Clara took in a deep lungful of the unfamiliar and, to a Midwestern girl, slightly exotic Carolina air. The night was warm and pleasantly sultry, filled with the flowery scents of the lush English garden, the fecund aroma of springtime on the salt marsh, and a tangy hint of the nearby sea. A brumming of frogs and chirping of insects filled the stillness as she wound her way through the tangle of climbing roses and flowers surrounding Rose Cottage and the gardener's bungalow.
Softly humming to herself, she looked up at the black night sky, spangled with a swath of twinkling stars. The whole place was magical. If ever the urge to settle down hit her, it would only be somewhere exactly like this which might have the power to quell the unrequited wanderlust in her blood.
Not that anything ever could. Her yen was for travel, excitement and passion. If she succeeded in her quest to get to the heart of the elusive Captain Fouquet and capture his excitement on paper, the resulting article had a great chance to win her the year-long yacht trip, the freelance contract and launch her exciting new career as a travel writer. And finally gain her the respect of her doubting family and friends.
Anticipation bubbled through her. Hugging herself, she spun dizzily in a full circle on the brick path. She wanted this so badly she could taste it.
Nothing would stop her now. Finally, finally, her real life would begin!
And on top of all that, she had six more days to spend researching her very favorite obsession, along with enjoying a day-long festival d
edicated to the memory of her sexy, handsome, pirate ancestor.
How could it get any better?
Taking the front steps two at a time, she flung open the door and let herself into the two-room bungalow.
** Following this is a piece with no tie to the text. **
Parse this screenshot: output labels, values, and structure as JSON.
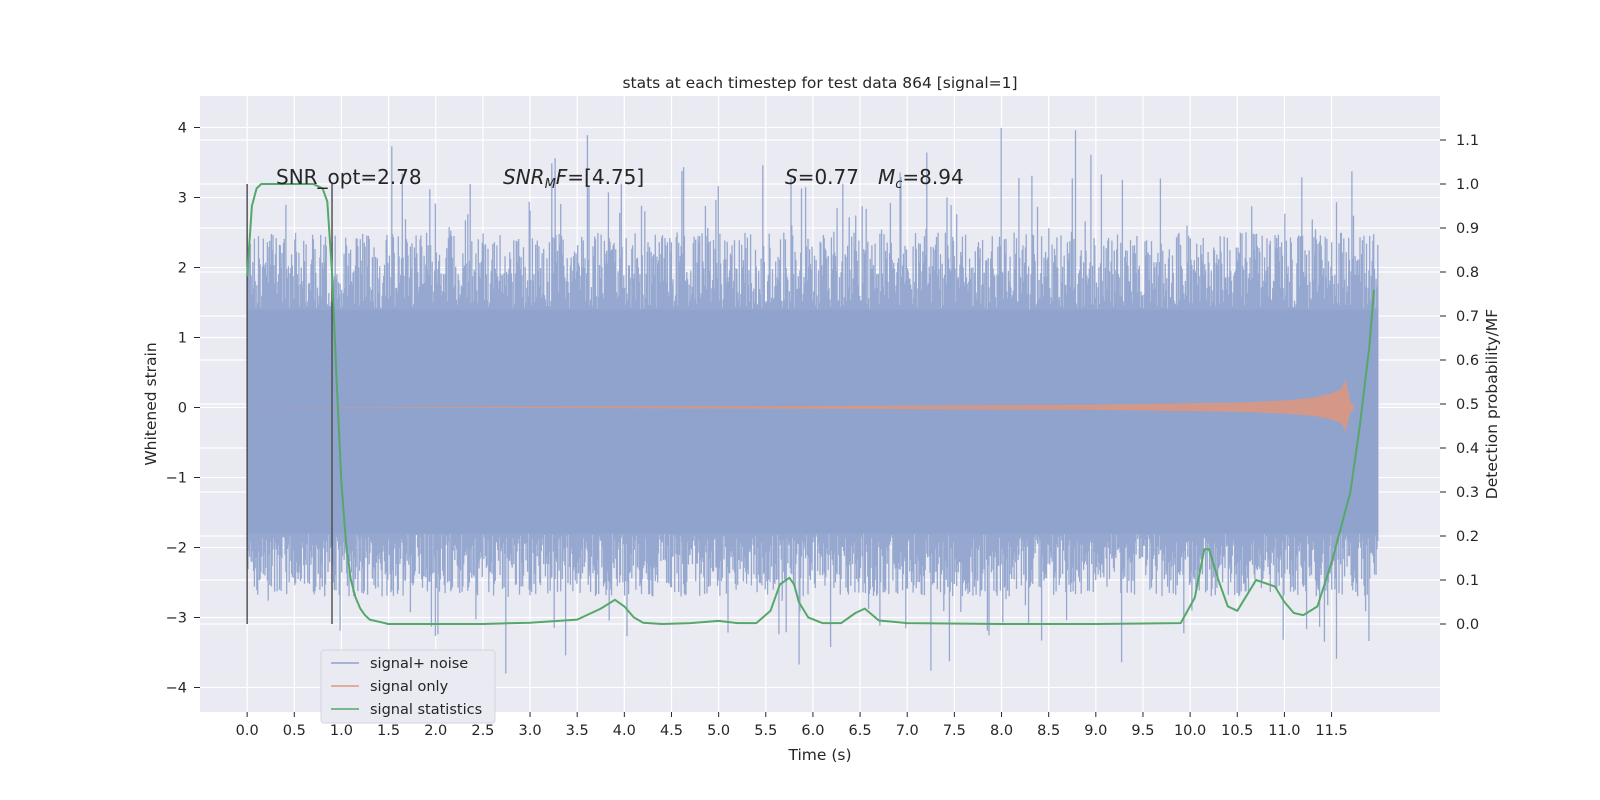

Inside, it was cool and quiet, a soft breeze blowing through French doors off her bedroom. Following the breeze, she went through the living room into the bedroom and then walked past the billowing curtains out onto a postage-stamp-size veranda.
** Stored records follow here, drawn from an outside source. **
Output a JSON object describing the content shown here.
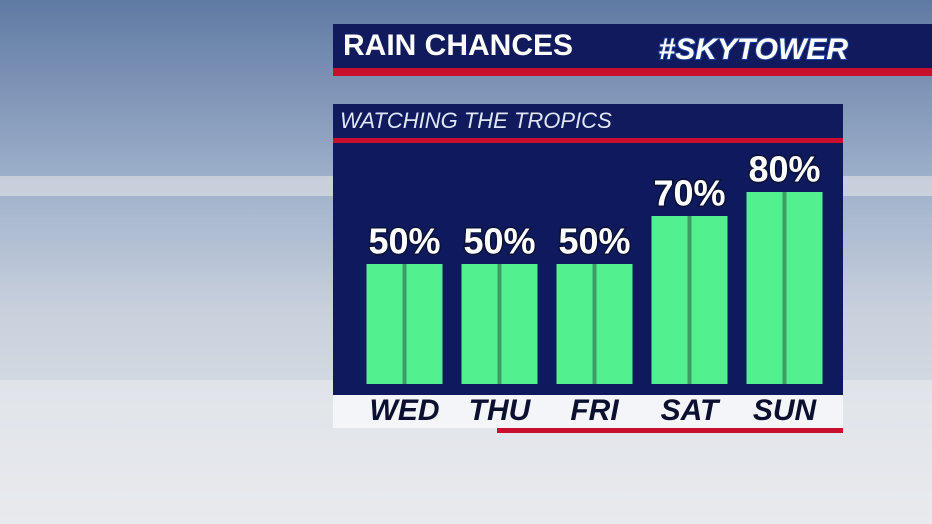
{
  "chart_data": {
    "type": "bar",
    "title": "RAIN CHANCES",
    "logo": "#SKYTOWER",
    "subtitle": "WATCHING THE TROPICS",
    "categories": [
      "WED",
      "THU",
      "FRI",
      "SAT",
      "SUN"
    ],
    "values": [
      50,
      50,
      50,
      70,
      80
    ],
    "value_labels": [
      "50%",
      "50%",
      "50%",
      "70%",
      "80%"
    ],
    "color": "#52f08f"
  }
}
A few feet below, pink foxgloves winked up at her. Beyond a white picket fence, the spartina grass of the salt marsh swayed gently in the moonlight. Compared to the endless cornfields and prairies of Kansas, the sight seemed straight out of an old movie. Any second now, she expected to see the pirate Lafitte's sloop or Sullivan Fouquet's two-rigger sail up to anchor at Mrs. Yates's stiltlike dock.
What an unbelievable thrill that would be!
Clara had always harbored a secret fantasy of being swept away, captured by a devilishly handsome man in thigh-high boots and a lacy white shirt. Unfortunately, despite many a steamy daydream, she'd never actually met a man who came close—other than in the pages of her favorite romance novels.
She yawned. Perhaps tonight Sullivan Fouquet would come to her in her dreams. The atmosphere at the cottage certainly lent itself to flights of imagination. She'd be his ladylove, Elizabeth, and he'd make love to her as no man had ever done before. She sighed at the thought.
Her body thrumming pleasantly and her mind filled with delightful visions of olive skin and tight breeches, Clara wandered back into the bedroom. Too bad she hadn't brought any of those romance novels along. Yawning again sleepily, she flipped off her shoes and slid off her shorts. She turned on the muted Tiffany-style lamp, then went to the antique armoire that served as a closet and pulled her nightshirt from the drawer.
Catching sight of her dim reflection in the mirrored door, she sat down on the mattress. Even in the near darkness, she could see a glow about her that was unmistakable. Her whole future lay before her like a beckoning smorgasbord. It was amazing the difference a little expectation could make on a woman's face.